A investigação conduzida pelo Ministério Público diz que Boudou teria ajudado a salvar da falência a gráfica Ciccone (hoje rebatizada de Companhia de Valores Sudamericana). A gráfica teria recebido aportes financeiros de uma empresa ligada a Boudou quando ele era ministro da Economia no primeiro mandato de Cristina Kirchner. Recuperada financeiramente, a Ciccone conseguiu um contrato com o governo para imprimir notas de cem pesos e, depois, material de propaganda para a segunda eleição de Cristina.

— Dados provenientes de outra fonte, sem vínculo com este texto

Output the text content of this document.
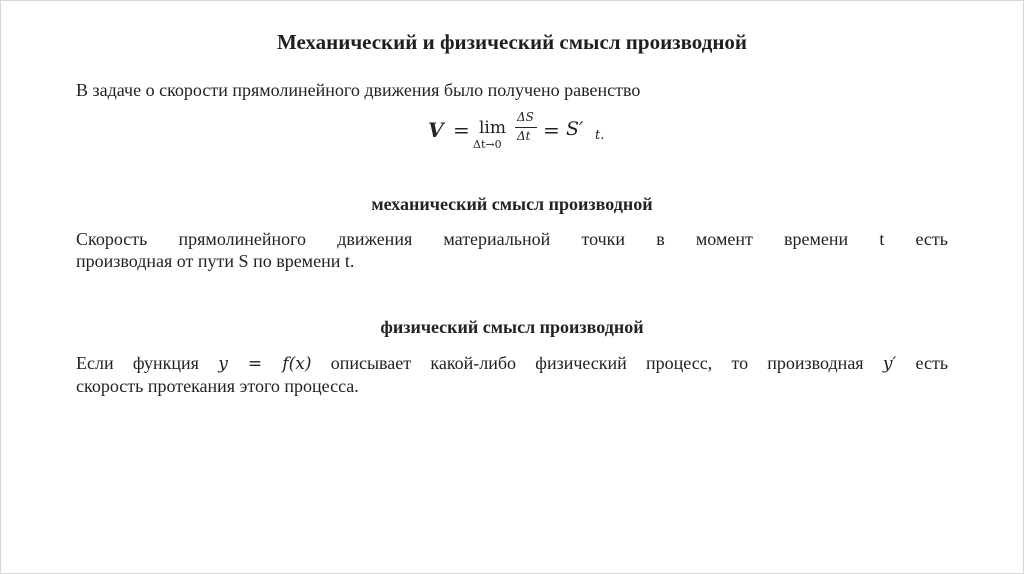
Механический и физический смысл производной
В задаче о скорости прямолинейного движения было получено равенство
V = lim
Δt→0
ΔS
Δt = S′ t.
механический смысл производной
Скорость прямолинейного движения материальной точки в момент времени t есть
производная от пути S по времени t.
физический смысл производной
Если функция y = f(x) описывает какой-либо физический процесс, то производная y′ есть
скорость протекания этого процесса.
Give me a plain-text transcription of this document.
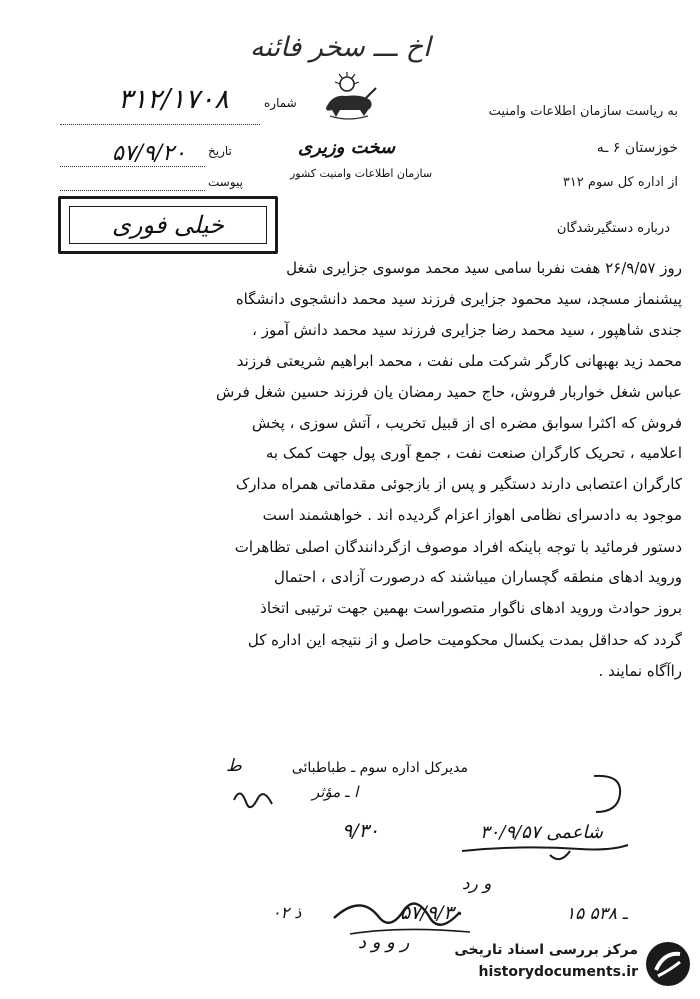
اخ ـــ سخر فائنه
به ریاست سازمان اطلاعات وامنیت
خوزستان ۶ ـه
از اداره کل سوم ۳۱۲
سخت وزیری
سازمان اطلاعات وامنیت کشور
شماره
۳۱۲/۱۷۰۸
تاریخ
۵۷/۹/۲۰
پیوست
خیلی فوری	درباره دستگیرشدگان
روز ۲۶/۹/۵۷ هفت نفربا سامی سید محمد موسوی جزایری شغل
پیشنماز مسجد، سید محمود جزایری فرزند سید محمد دانشجوی دانشگاه
جندی شاهپور ، سید محمد رضا جزایری فرزند سید محمد دانش آموز ،
محمد زید بهبهانی کارگر شرکت ملی نفت ، محمد ابراهیم شریعتی فرزند
عباس شغل خواربار فروش، حاج حمید رمضان یان فرزند حسین شغل فرش
فروش که اکثرا سوابق مضره ای از قبیل تخریب ، آتش سوزی ، پخش
اعلامیه ، تحریک کارگران صنعت نفت ، جمع آوری پول جهت کمک به
کارگران اعتصابی دارند دستگیر و پس از بازجوئی مقدماتی همراه مدارک
موجود به دادسرای نظامی اهواز اعزام گردیده اند . خواهشمند است
دستور فرمائید با توجه باینکه افراد موصوف ازگردانندگان اصلی تظاهرات
وروید ادهای منطقه گچساران میباشند که درصورت آزادی ، احتمال
بروز حوادث وروید ادهای ناگوار متصوراست بهمین جهت ترتیبی اتخاذ
گردد که حداقل بمدت یکسال محکومیت حاصل و از نتیجه این اداره کل
راآگاه نمایند .
مدیرکل اداره سوم ـ طباطبائی
ط
ا ـ مؤثر
۹/۳۰	شاعمی ۳۰/۹/۵۷
و رد
۵۷/۹/۳۰
ر و و د
۱۵ ـ ۵۳۸
ذ ۰۲
مرکز بررسی اسناد تاریخی
historydocuments.ir
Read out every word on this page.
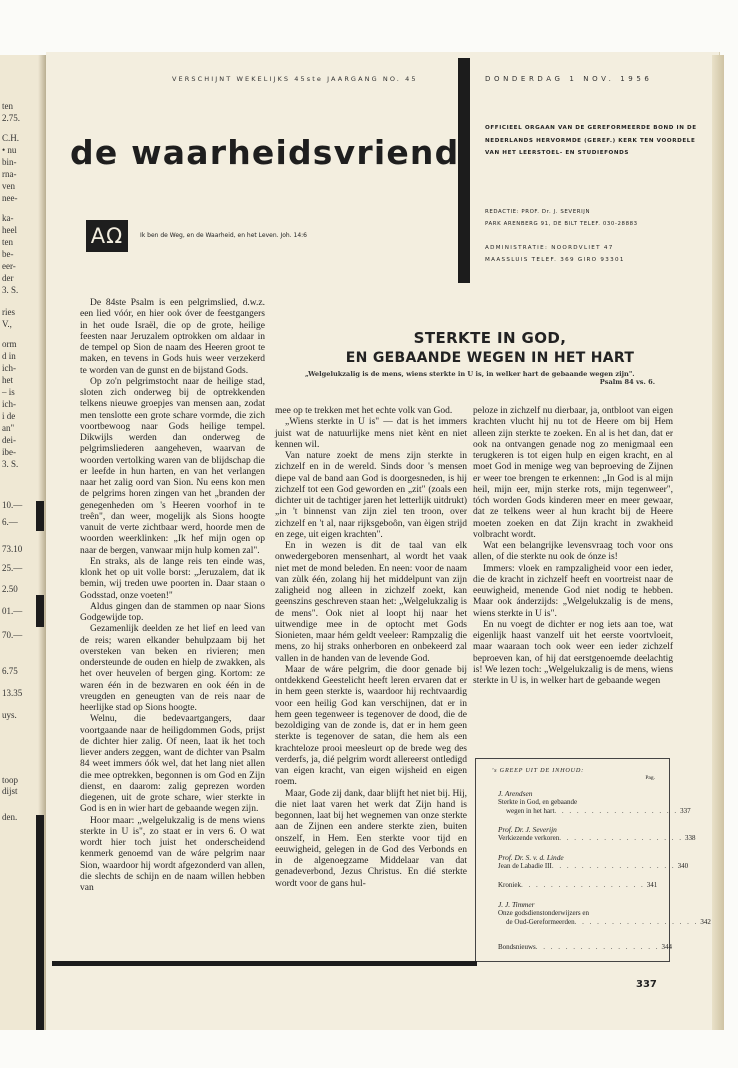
ten
2.75.
C.H.
• nu
bin-
rna-
ven
nee-
ka-
heel
ten
be-
eer-
der
3. S.
ries
V.,
orm
d in
ich-
het
– is
ich-
i de
an"
dei-
ibe-
3. S.
10.—
6.—
73.10
25.—
2.50
01.—
70.—
6.75
13.35
uys.
toop
dijst
den.
VERSCHIJNT WEKELIJKS 45ste JAARGANG NO. 45	DONDERDAG 1 NOV. 1956
de waarheidsvriend
OFFICIEEL ORGAAN VAN DE GEREFORMEERDE BOND IN DE NEDERLANDS HERVORMDE (GEREF.) KERK TEN VOORDELE VAN HET LEERSTOEL- EN STUDIEFONDS
REDACTIE: PROF. Dr. J. SEVERIJN
PARK ARENBERG 91, DE BILT TELEF. 030-28883
ADMINISTRATIE: NOORDVLIET 47
MAASSLUIS TELEF. 369 GIRO 93301
AΩ	Ik ben de Weg, en de Waarheid, en het Leven. Joh. 14:6
STERKTE IN GOD,
EN GEBAANDE WEGEN IN HET HART
„Welgelukzalig is de mens, wiens sterkte in U is, in welker hart de gebaande wegen zijn".
Psalm 84 vs. 6.

De 84ste Psalm is een pelgrimslied, d.w.z. een lied vóór, en hier ook óver de feestgangers in het oude Israël, die op de grote, heilige feesten naar Jeruzalem optrokken om aldaar in de tempel op Sion de naam des Heeren groot te maken, en tevens in Gods huis weer verzekerd te worden van de gunst en de bijstand Gods.

Op zo'n pelgrimstocht naar de heilige stad, sloten zich onderweg bij de optrekkenden telkens nieuwe groepjes van mensen aan, zodat men tenslotte een grote schare vormde, die zich voortbewoog naar Gods heilige tempel. Dikwijls werden dan onderweg de pelgrimsliederen aangeheven, waarvan de woorden vertolking waren van de blijdschap die er leefde in hun harten, en van het verlangen naar het zalig oord van Sion. Nu eens kon men de pelgrims horen zingen van het „branden der genegenheden om 's Heeren voorhof in te treên", dan weer, mogelijk als Sions hoogte vanuit de verte zichtbaar werd, hoorde men de woorden weerklinken: „Ik hef mijn ogen op naar de bergen, vanwaar mijn hulp komen zal".

En straks, als de lange reis ten einde was, klonk het op uit volle borst: „Jeruzalem, dat ik bemin, wij treden uwe poorten in. Daar staan o Godsstad, onze voeten!"

Aldus gingen dan de stammen op naar Sions Godgewijde top.

Gezamenlijk deelden ze het lief en leed van de reis; waren elkander behulpzaam bij het oversteken van beken en rivieren; men ondersteunde de ouden en hielp de zwakken, als het over heuvelen of bergen ging. Kortom: ze waren één in de bezwaren en ook één in de vreugden en geneugten van de reis naar de heerlijke stad op Sions hoogte.

Welnu, die bedevaartgangers, daar voortgaande naar de heiligdommen Gods, prijst de dichter hier zalig. Of neen, laat ik het toch liever anders zeggen, want de dichter van Psalm 84 weet immers óók wel, dat het lang niet allen die mee optrekken, begonnen is om God en Zijn dienst, en daarom: zalig geprezen worden diegenen, uit de grote schare, wier sterkte in God is en in wier hart de gebaande wegen zijn.

Hoor maar: „welgelukzalig is de mens wiens sterkte in U is", zo staat er in vers 6. O wat wordt hier toch juist het onderscheidend kenmerk genoemd van de wáre pelgrim naar Sion, waardoor hij wordt afgezonderd van allen, die slechts de schijn en de naam willen hebben van

mee op te trekken met het echte volk van God.

„Wiens sterkte in U is" — dat is het immers juist wat de natuurlijke mens niet kènt en niet kennen wil.

Van nature zoekt de mens zijn sterkte in zichzelf en in de wereld. Sinds door 's mensen diepe val de band aan God is doorgesneden, is hij zichzelf tot een God geworden en „zit" (zoals een dichter uit de tachtiger jaren het letterlijk uitdrukt) „in 't binnenst van zijn ziel ten troon, over zichzelf en 't al, naar rijksgeboôn, van èigen strijd en zege, uit eigen krachten".

En in wezen is dit de taal van elk onwedergeboren mensenhart, al wordt het vaak niet met de mond beleden. En neen: voor de naam van zùlk één, zolang hij het middelpunt van zijn zaligheid nog alleen in zichzelf zoekt, kan geenszins geschreven staan het: „Welgelukzalig is de mens". Ook niet al loopt hij naar het uitwendige mee in de optocht met Gods Sionieten, maar hém geldt veeleer: Rampzalig die mens, zo hij straks onherboren en onbekeerd zal vallen in de handen van de levende God.

Maar de wáre pelgrim, die door genade bij ontdekkend Geestelicht heeft leren ervaren dat er in hem geen sterkte is, waardoor hij rechtvaardig voor een heilig God kan verschijnen, dat er in hem geen tegenweer is tegenover de dood, die de bezoldiging van de zonde is, dat er in hem geen sterkte is tegenover de satan, die hem als een krachteloze prooi meesleurt op de brede weg des verderfs, ja, dié pelgrim wordt allereerst ontledigd van eigen kracht, van eigen wijsheid en eigen roem.

Maar, Gode zij dank, daar blijft het niet bij. Hij, die niet laat varen het werk dat Zijn hand is begonnen, laat bij het wegnemen van onze sterkte aan de Zijnen een andere sterkte zien, buiten onszelf, in Hem. Een sterkte voor tijd en eeuwigheid, gelegen in de God des Verbonds en in de algenoegzame Middelaar van dat genadeverbond, Jezus Christus. En dié sterkte wordt voor de gans hul-

peloze in zichzelf nu dierbaar, ja, ontbloot van eigen krachten vlucht hij nu tot de Heere om bij Hem alleen zijn sterkte te zoeken. En al is het dan, dat er ook na ontvangen genade nog zo menigmaal een terugkeren is tot eigen hulp en eigen kracht, en al moet God in menige weg van beproeving de Zijnen er weer toe brengen te erkennen: „In God is al mijn heil, mijn eer, mijn sterke rots, mijn tegenweer", tóch worden Gods kinderen meer en meer gewaar, dat ze telkens weer al hun kracht bij de Heere moeten zoeken en dat Zijn kracht in zwakheid volbracht wordt.

Wat een belangrijke levensvraag toch voor ons allen, of die sterkte nu ook de ónze is!

Immers: vloek en rampzaligheid voor een ieder, die de kracht in zichzelf heeft en voortreist naar de eeuwigheid, menende God niet nodig te hebben. Maar ook ánderzijds: „Welgelukzalig is de mens, wiens sterkte in U is".

En nu voegt de dichter er nog iets aan toe, wat eigenlijk haast vanzelf uit het eerste voortvloeit, maar waaraan toch ook weer een ieder zichzelf beproeven kan, of hij dat eerstgenoemde deelachtig is! We lezen toch: „Welgelukzalig is de mens, wiens sterkte in U is, in welker hart de gebaande wegen

's GREEP UIT DE INHOUD:
Pag.
J. Arendsen
Sterkte in God, en gebaande
wegen in het hart . . . . . . . . . . . . . . . . . 337
Prof. Dr. J. Severijn
Verkiezende verkoren . . . . . . . . . . . . . . . . . 338
Prof. Dr. S. v. d. Linde
Jean de Labadie III . . . . . . . . . . . . . . . . . 340
Kroniek . . . . . . . . . . . . . . . . . 341
J. J. Timmer
Onze godsdienstonderwijzers en
de Oud-Gereformeerden . . . . . . . . . . . . . . . . . 342
Bondsnieuws . . . . . . . . . . . . . . . . . 344
337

O vice está sendo investigado há dois anos por negociações incompatíveis com seu cargo e também por enriquecimento ilícito. De 2009 para 2010, o patrimônio dele aumentou 69%. O promotor Jorge Di Lello também pediu que o diretor da Administração Federal de Ingressos Públicos (Afi), equivalente à Receita Federal, que aparece na acusação do caso Ciccone, seja interrogado. O juiz Ariel Lijo não tem um prazo para responder à solicitação da Promotoria. Após a divulgação do pedido de interrogatório para Boudou, a oposição voltou a atacá-lo e a pedir sua renúncia. "Se eu fosse Boudou, teria renunciado. Se é processado, tem que renunciar sim ou sim. E também para liberar [dessa responsabilidade] a presidente", disse o deputado Felipe Solá, da Frente Renovadora. Para a deputada Elisa Carrió, da UNEM, não há dúvida de que "o governo vai entregar Boudou".